U.S. District Judge Andrew Hanen presided over a seven-day bench trial in September 2017, during which prosecutors laid out a damning case. Evidence revealed that Phillips conspired with the clinic’s biller to submit thousands of fraudulent claims to Texas Medicaid. Services billed for were either never provided, double-billed after prior payment, or grossly overcharged—cornerstone tactics in a long-running scam.

Between May 1, 2009, and May 31, 2012, CFPR and Georgia M. Phillips LLC submitted false claims totaling $821,145. The services in question—pediatric speech therapy—were allegedly rendered to Medicaid recipients, but records and testimony proved otherwise. Investigators uncovered systematic falsification of treatment logs, patient sign-ins, and billing codes designed to slip past oversight.

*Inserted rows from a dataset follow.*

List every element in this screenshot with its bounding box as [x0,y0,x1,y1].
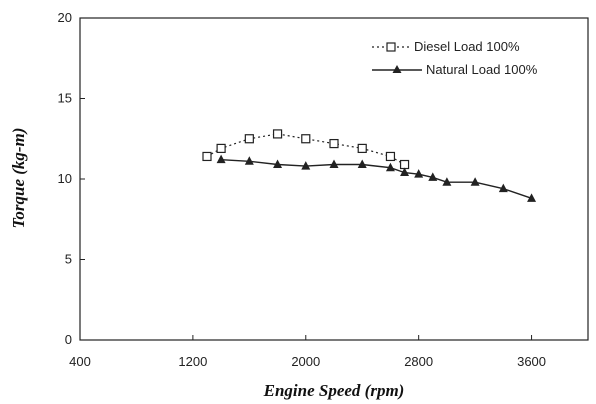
legend-marker-natural [392,65,402,73]
x-tick-label: 1200 [178,354,207,369]
data-point-natural [470,177,480,186]
legend-entry-natural: Natural Load 100% [372,62,538,77]
legend: Diesel Load 100% Natural Load 100% [372,39,538,77]
data-point-diesel [399,159,410,170]
legend-label-diesel: Diesel Load 100% [414,39,520,54]
y-tick-label: 15 [58,91,72,106]
data-point-natural [385,162,395,172]
x-tick-label: 2800 [404,354,433,369]
x-axis-title: Engine Speed (rpm) [263,381,405,400]
y-tick-label: 10 [58,171,72,186]
x-tick-label: 2000 [291,354,320,369]
y-axis-ticks: 0 5 10 15 20 [58,10,85,347]
y-tick-label: 20 [58,10,72,25]
data-point-diesel [301,134,311,144]
data-point-diesel [272,129,283,139]
legend-marker-diesel [386,42,396,52]
data-point-diesel [202,151,212,162]
data-point-diesel [357,143,367,154]
y-tick-label: 0 [65,332,72,347]
data-point-natural [216,154,226,164]
data-point-natural [329,159,339,169]
y-axis-title: Torque (kg-m) [9,128,28,229]
data-point-natural [498,183,508,193]
data-point-natural [414,169,424,178]
data-point-diesel [329,138,339,149]
series-line-diesel [206,133,405,166]
data-point-diesel [216,143,226,154]
data-point-diesel [385,151,396,162]
data-point-natural [244,156,254,165]
x-axis-ticks: 400 1200 2000 2800 3600 [69,335,546,369]
series-layer [202,129,537,202]
data-point-diesel [244,134,254,144]
data-point-natural [357,159,367,169]
y-tick-label: 5 [65,252,72,267]
data-point-natural [442,177,452,186]
legend-label-natural: Natural Load 100% [426,62,538,77]
data-point-natural [301,161,311,170]
data-point-natural [400,167,410,177]
x-tick-label: 400 [69,354,91,369]
data-point-natural [527,193,537,202]
data-point-natural [428,172,438,181]
data-point-natural [273,159,283,169]
x-tick-label: 3600 [517,354,546,369]
legend-entry-diesel: Diesel Load 100% [372,39,520,54]
series-line-natural [221,159,532,199]
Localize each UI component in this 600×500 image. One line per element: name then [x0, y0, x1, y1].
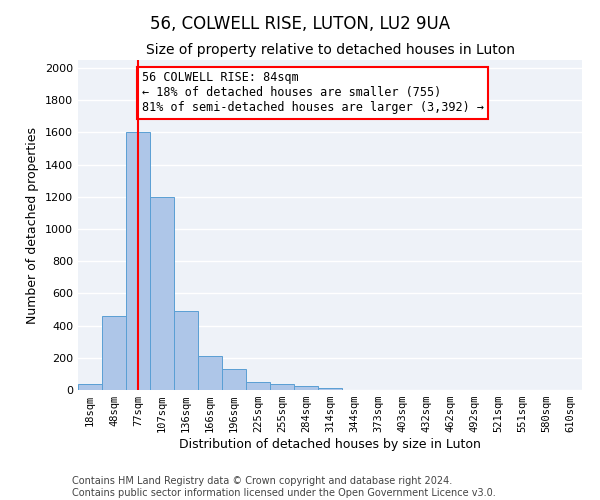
Bar — [174, 311, 198, 390]
Title: Size of property relative to detached houses in Luton: Size of property relative to detached ho… — [146, 44, 515, 58]
Bar — [150, 197, 174, 390]
Y-axis label: Number of detached properties: Number of detached properties — [26, 126, 40, 324]
Text: 56 COLWELL RISE: 84sqm
← 18% of detached houses are smaller (755)
81% of semi-de: 56 COLWELL RISE: 84sqm ← 18% of detached… — [142, 72, 484, 114]
Bar — [198, 356, 222, 390]
Bar — [78, 384, 102, 390]
X-axis label: Distribution of detached houses by size in Luton: Distribution of detached houses by size … — [179, 438, 481, 451]
Text: Contains HM Land Registry data © Crown copyright and database right 2024.
Contai: Contains HM Land Registry data © Crown c… — [72, 476, 496, 498]
Bar — [222, 369, 246, 390]
Bar — [270, 384, 294, 390]
Bar — [294, 386, 318, 390]
Bar — [246, 382, 270, 390]
Bar — [102, 316, 126, 390]
Bar — [318, 388, 342, 390]
Text: 56, COLWELL RISE, LUTON, LU2 9UA: 56, COLWELL RISE, LUTON, LU2 9UA — [150, 15, 450, 33]
Bar — [126, 132, 150, 390]
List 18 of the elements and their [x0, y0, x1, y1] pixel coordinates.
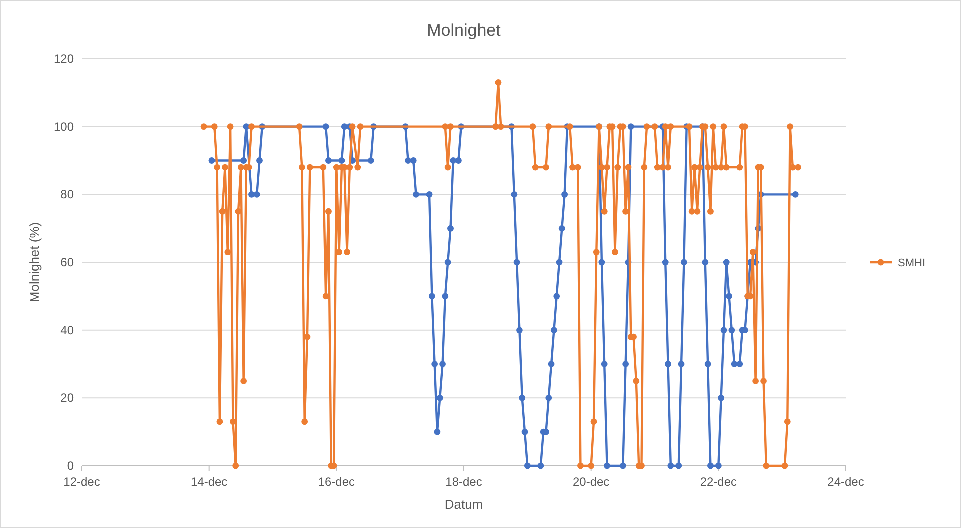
- y-tick-label: 80: [60, 188, 74, 202]
- legend-label: SMHI: [898, 258, 926, 270]
- y-tick-label: 60: [60, 256, 74, 270]
- y-tick-label: 40: [60, 323, 74, 338]
- y-tick-label: 0: [67, 459, 74, 473]
- y-tick-label: 120: [54, 52, 74, 66]
- x-tick-label: 22-dec: [700, 475, 738, 489]
- y-tick-label: 100: [54, 120, 74, 134]
- y-tick-label: 20: [60, 391, 74, 406]
- y-axis-title: Molnighet (%): [27, 222, 42, 303]
- x-tick-label: 16-dec: [318, 475, 356, 489]
- x-tick-label: 12-dec: [64, 475, 100, 489]
- x-tick-label: 24-dec: [828, 475, 864, 489]
- x-tick-label: 18-dec: [446, 475, 482, 489]
- chart-title: Molnighet: [427, 21, 502, 40]
- x-tick-label: 14-dec: [190, 475, 228, 489]
- x-axis-title: Datum: [444, 497, 484, 512]
- x-tick-label: 20-dec: [572, 475, 610, 489]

The defense argued that the fraud stemmed from sloppy, disorganized billing practices by the employee responsible for submissions. Judge Hanen rejected that explanation outright, calling the pattern of misconduct too consistent and too profitable to be accidental. The verdict: Georgia Phillips was fully aware and actively involved in the conspiracy.

Now facing the consequences, Phillips is set for sentencing on June 5, 2018. She remains free on bond, but the stakes are high—conspiracy to commit health care fraud carries a maximum penalty of 10 years in federal prison and a $250,000 fine. The court’s decision sends a message: exploiting public health programs for profit won’t go unpunished.

The investigation was a multi-agency effort led by the Texas Attorney General’s Medicaid Fraud Control Unit, with support from the Department of Health and Human Services–Office of Inspector General, FBI, and Texas Health and Human Services Commission. Assistant U.S. Attorneys Michael Day and Andrew Swartz handled prosecution, closing the case with a conviction that underscores the federal crackdown on health care fraud in South Texas.